For af Klintberg, this is a way to hit back at the efforts writers such as Henrik Ibsen and Bjørnstjerne Bjørnson made at the end of the 19th century to establish Norwegian as a literary language separate from Danish.

“There has been a language war in Norway. The goal was to have a real Norwegian language, not a language that was a kind of dialect of Danish.”

So, finally, why does no one joke about the Danes?

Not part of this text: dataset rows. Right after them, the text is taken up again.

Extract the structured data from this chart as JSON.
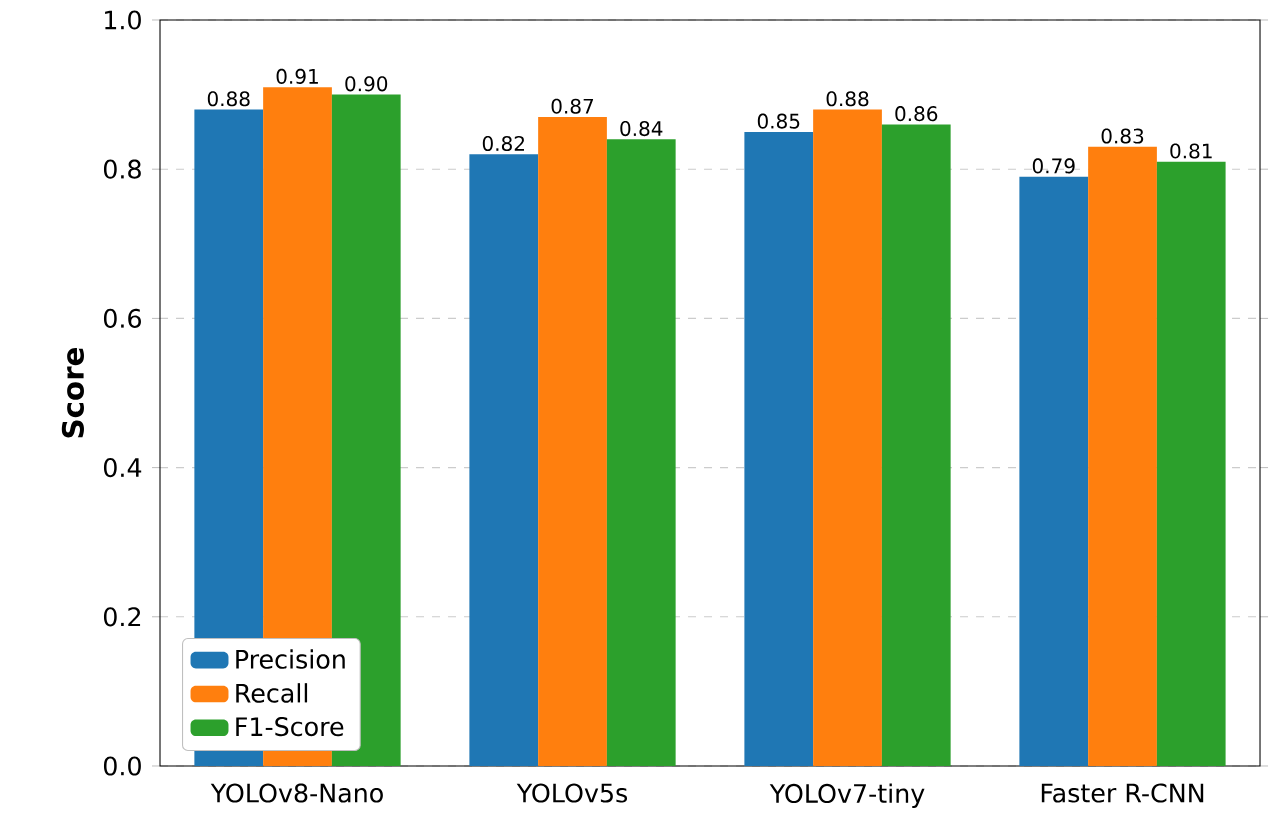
{
  "chart_data": {
    "type": "bar",
    "ylabel": "Score",
    "categories": [
      "YOLOv8-Nano",
      "YOLOv5s",
      "YOLOv7-tiny",
      "Faster R-CNN"
    ],
    "series": [
      {
        "name": "Precision",
        "color": "#1f77b4",
        "values": [
          0.88,
          0.82,
          0.85,
          0.79
        ],
        "value_labels": [
          "0.88",
          "0.82",
          "0.85",
          "0.79"
        ]
      },
      {
        "name": "Recall",
        "color": "#ff7f0e",
        "values": [
          0.91,
          0.87,
          0.88,
          0.83
        ],
        "value_labels": [
          "0.91",
          "0.87",
          "0.88",
          "0.83"
        ]
      },
      {
        "name": "F1-Score",
        "color": "#2ca02c",
        "values": [
          0.9,
          0.84,
          0.86,
          0.81
        ],
        "value_labels": [
          "0.90",
          "0.84",
          "0.86",
          "0.81"
        ]
      }
    ],
    "ylim": [
      0,
      1
    ],
    "yticks": [
      {
        "value": 0,
        "label": "0.0"
      },
      {
        "value": 0.2,
        "label": "0.2"
      },
      {
        "value": 0.4,
        "label": "0.4"
      },
      {
        "value": 0.6,
        "label": "0.6"
      },
      {
        "value": 0.8,
        "label": "0.8"
      },
      {
        "value": 1,
        "label": "1.0"
      }
    ],
    "grid": "y",
    "legend": "bottom left"
  }
}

In his article, Grundelach, points out the strange asymmetry in Scandinavian humour, that while the Norwegians and Swedes joke about each other, and the Danes a little about both Swedes and Norwegians, no one seems to joke much about the Danes.

As a Dane, he could have argued that his own people were more respected or liked. But he instead comes to the opposite conclusion, citing a survey from 1990 showing that Norwegians and Swedes tended to prefer one another to the Danes.

“These data indicate that Norwegians and Swedes feel mutually closer than they do to the Danes, and this may at least partially explain the reciprocal (symmetrical) nature of the joke-telling between the two countries,” he explains. “Denmark seems to be a less significant country for the other two nations, which may explain why there are few jokes about the Danes.”